We used teeny tiny “marble potatoes” for the photo of this salad, but using potatoes big enough so they need to be cut up to be bite-size is even better—they soak up more of the flavor from the dressing.
Herby Potato Salad
- 2 pounds yellow Finn or Yukon gold potatoes
- 1 small red onion
- 1 teaspoon caraway seeds optional
- 1/2 cup apple cider vinegar divided
- 2 tablespoons whole grain mustard
- 1 teaspoon freshly ground black pepper
- ½ teaspoon salt plus more for cooking
- 3 tablespoons extra virgin olive oil
- 1 bunch chives
- 1 cup flatleaf parsley leaves
- ½ cup fresh dill leaves
- Cut the potatoes into equal size large (big bite) chunks.
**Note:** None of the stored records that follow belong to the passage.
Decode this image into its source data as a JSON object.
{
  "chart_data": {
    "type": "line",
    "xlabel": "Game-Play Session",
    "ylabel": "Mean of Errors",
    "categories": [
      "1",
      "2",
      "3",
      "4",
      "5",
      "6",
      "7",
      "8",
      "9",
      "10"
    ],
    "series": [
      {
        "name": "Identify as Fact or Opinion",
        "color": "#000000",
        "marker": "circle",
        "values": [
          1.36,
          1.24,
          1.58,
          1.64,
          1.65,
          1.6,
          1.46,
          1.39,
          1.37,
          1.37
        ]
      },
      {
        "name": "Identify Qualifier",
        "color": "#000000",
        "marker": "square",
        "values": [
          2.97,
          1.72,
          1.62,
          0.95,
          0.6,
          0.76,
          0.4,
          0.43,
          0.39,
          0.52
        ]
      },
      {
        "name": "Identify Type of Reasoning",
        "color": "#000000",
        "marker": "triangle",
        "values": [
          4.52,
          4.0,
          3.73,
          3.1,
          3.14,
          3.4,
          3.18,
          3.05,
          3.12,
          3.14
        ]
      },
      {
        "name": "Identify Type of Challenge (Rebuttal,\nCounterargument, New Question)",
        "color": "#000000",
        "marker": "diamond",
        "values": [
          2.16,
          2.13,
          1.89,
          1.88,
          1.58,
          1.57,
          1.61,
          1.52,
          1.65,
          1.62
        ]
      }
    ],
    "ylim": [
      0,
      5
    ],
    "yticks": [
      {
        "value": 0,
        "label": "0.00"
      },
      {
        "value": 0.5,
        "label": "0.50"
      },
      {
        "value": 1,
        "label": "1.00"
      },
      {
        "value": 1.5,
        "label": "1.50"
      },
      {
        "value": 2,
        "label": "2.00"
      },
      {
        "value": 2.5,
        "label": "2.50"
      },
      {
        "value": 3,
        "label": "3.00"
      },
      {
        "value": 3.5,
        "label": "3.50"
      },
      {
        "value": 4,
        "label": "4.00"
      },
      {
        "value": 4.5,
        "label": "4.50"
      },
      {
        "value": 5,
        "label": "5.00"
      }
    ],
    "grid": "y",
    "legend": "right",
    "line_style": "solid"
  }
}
Put the potatoes in a large pot, cover with about 8 cups of water and add about 2 tablespoons salt. Bring to a boil and cook until the potatoes are tender, about 10 minutes. Drain and return to the hot pot to dry out a bit. Toss with ¼ cup of the vinegar and let cool.
- While the potatoes cook, peel the onion and cut into thin slices. Put them in a medium bowl and cover with cold water. Let sit about 10 minutes, drain, and dry on layers of paper towels. If using the caraway seeds, heat a small frying pan over medium-high heat and toast the seeds until fragrant, about 1 minute. Set aside.
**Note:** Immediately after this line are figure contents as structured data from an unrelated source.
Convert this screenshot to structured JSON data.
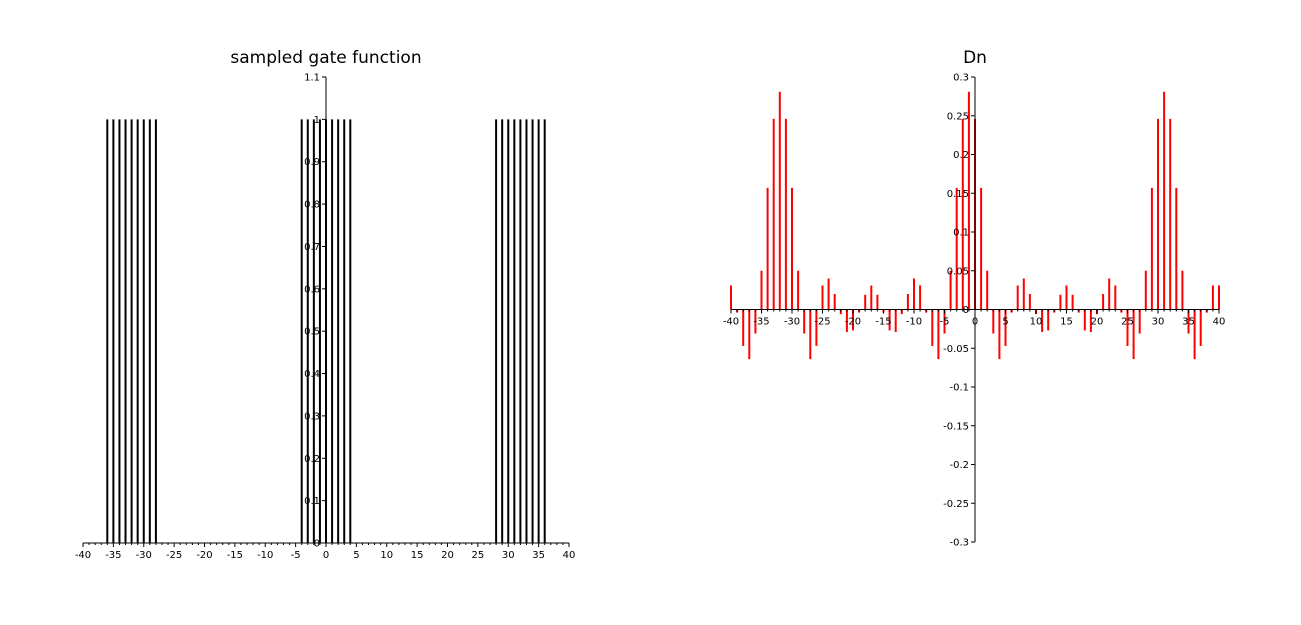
{
  "chart_data": [
    {
      "type": "stem",
      "title": "sampled gate function",
      "xlabel": "",
      "ylabel": "",
      "xlim": [
        -40,
        40
      ],
      "ylim": [
        0,
        1.1
      ],
      "xticks": [
        "-40",
        "-35",
        "-30",
        "-25",
        "-20",
        "-15",
        "-10",
        "-5",
        "0",
        "5",
        "10",
        "15",
        "20",
        "25",
        "30",
        "35",
        "40"
      ],
      "yticks": [
        "0",
        "0.1",
        "0.2",
        "0.3",
        "0.4",
        "0.5",
        "0.6",
        "0.7",
        "0.8",
        "0.9",
        "1",
        "1.1"
      ],
      "color": "#000000",
      "points": [
        {
          "x": -36,
          "y": 1
        },
        {
          "x": -35,
          "y": 1
        },
        {
          "x": -34,
          "y": 1
        },
        {
          "x": -33,
          "y": 1
        },
        {
          "x": -32,
          "y": 1
        },
        {
          "x": -31,
          "y": 1
        },
        {
          "x": -30,
          "y": 1
        },
        {
          "x": -29,
          "y": 1
        },
        {
          "x": -28,
          "y": 1
        },
        {
          "x": -4,
          "y": 1
        },
        {
          "x": -3,
          "y": 1
        },
        {
          "x": -2,
          "y": 1
        },
        {
          "x": -1,
          "y": 1
        },
        {
          "x": 0,
          "y": 1
        },
        {
          "x": 1,
          "y": 1
        },
        {
          "x": 2,
          "y": 1
        },
        {
          "x": 3,
          "y": 1
        },
        {
          "x": 4,
          "y": 1
        },
        {
          "x": 28,
          "y": 1
        },
        {
          "x": 29,
          "y": 1
        },
        {
          "x": 30,
          "y": 1
        },
        {
          "x": 31,
          "y": 1
        },
        {
          "x": 32,
          "y": 1
        },
        {
          "x": 33,
          "y": 1
        },
        {
          "x": 34,
          "y": 1
        },
        {
          "x": 35,
          "y": 1
        },
        {
          "x": 36,
          "y": 1
        }
      ]
    },
    {
      "type": "stem",
      "title": "Dn",
      "xlabel": "",
      "ylabel": "",
      "xlim": [
        -40,
        40
      ],
      "ylim": [
        -0.3,
        0.3
      ],
      "xticks": [
        "-40",
        "-35",
        "-30",
        "-25",
        "-20",
        "-15",
        "-10",
        "-5",
        "0",
        "5",
        "10",
        "15",
        "20",
        "25",
        "30",
        "35",
        "40"
      ],
      "yticks": [
        "-0.3",
        "-0.25",
        "-0.2",
        "-0.15",
        "-0.1",
        "-0.05",
        "0",
        "0.05",
        "0.1",
        "0.15",
        "0.2",
        "0.25",
        "0.3"
      ],
      "color": "#ff0000",
      "x": [
        -40,
        -39,
        -38,
        -37,
        -36,
        -35,
        -34,
        -33,
        -32,
        -31,
        -30,
        -29,
        -28,
        -27,
        -26,
        -25,
        -24,
        -23,
        -22,
        -21,
        -20,
        -19,
        -18,
        -17,
        -16,
        -15,
        -14,
        -13,
        -12,
        -11,
        -10,
        -9,
        -8,
        -7,
        -6,
        -5,
        -4,
        -3,
        -2,
        -1,
        0,
        1,
        2,
        3,
        4,
        5,
        6,
        7,
        8,
        9,
        10,
        11,
        12,
        13,
        14,
        15,
        16,
        17,
        18,
        19,
        20,
        21,
        22,
        23,
        24,
        25,
        26,
        27,
        28,
        29,
        30,
        31,
        32,
        33,
        34,
        35,
        36,
        37,
        38,
        39,
        40
      ],
      "values": [
        0.031,
        -0.004,
        -0.047,
        -0.064,
        -0.031,
        0.05,
        0.157,
        0.246,
        0.281,
        0.246,
        0.157,
        0.05,
        -0.031,
        -0.064,
        -0.047,
        0.031,
        0.04,
        0.02,
        -0.006,
        -0.029,
        -0.027,
        -0.004,
        0.019,
        0.031,
        0.019,
        -0.004,
        -0.027,
        -0.029,
        -0.006,
        0.02,
        0.04,
        0.031,
        -0.004,
        -0.047,
        -0.064,
        -0.031,
        0.05,
        0.157,
        0.246,
        0.281,
        0.246,
        0.157,
        0.05,
        -0.031,
        -0.064,
        -0.047,
        -0.004,
        0.031,
        0.04,
        0.02,
        -0.006,
        -0.029,
        -0.027,
        -0.004,
        0.019,
        0.031,
        0.019,
        -0.004,
        -0.027,
        -0.029,
        -0.006,
        0.02,
        0.04,
        0.031,
        -0.004,
        -0.047,
        -0.064,
        -0.031,
        0.05,
        0.157,
        0.246,
        0.281,
        0.246,
        0.157,
        0.05,
        -0.031,
        -0.064,
        -0.047,
        -0.004,
        0.031,
        0.031
      ]
    }
  ]
}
- In a medium bowl, combine the remaining vinegar, mustard, pepper, and salt. Whisk in the olive oil. Pour over the potatoes and toss to coat thoroughly. Let sit about 30 minutes so the potato soak up most of the dressing.
- Add the onions and toss just to combine.
- Roughly chop the chives, parsley, and dill. Add to the salad. Sprinkle with the caraway seeds, if using, and serve.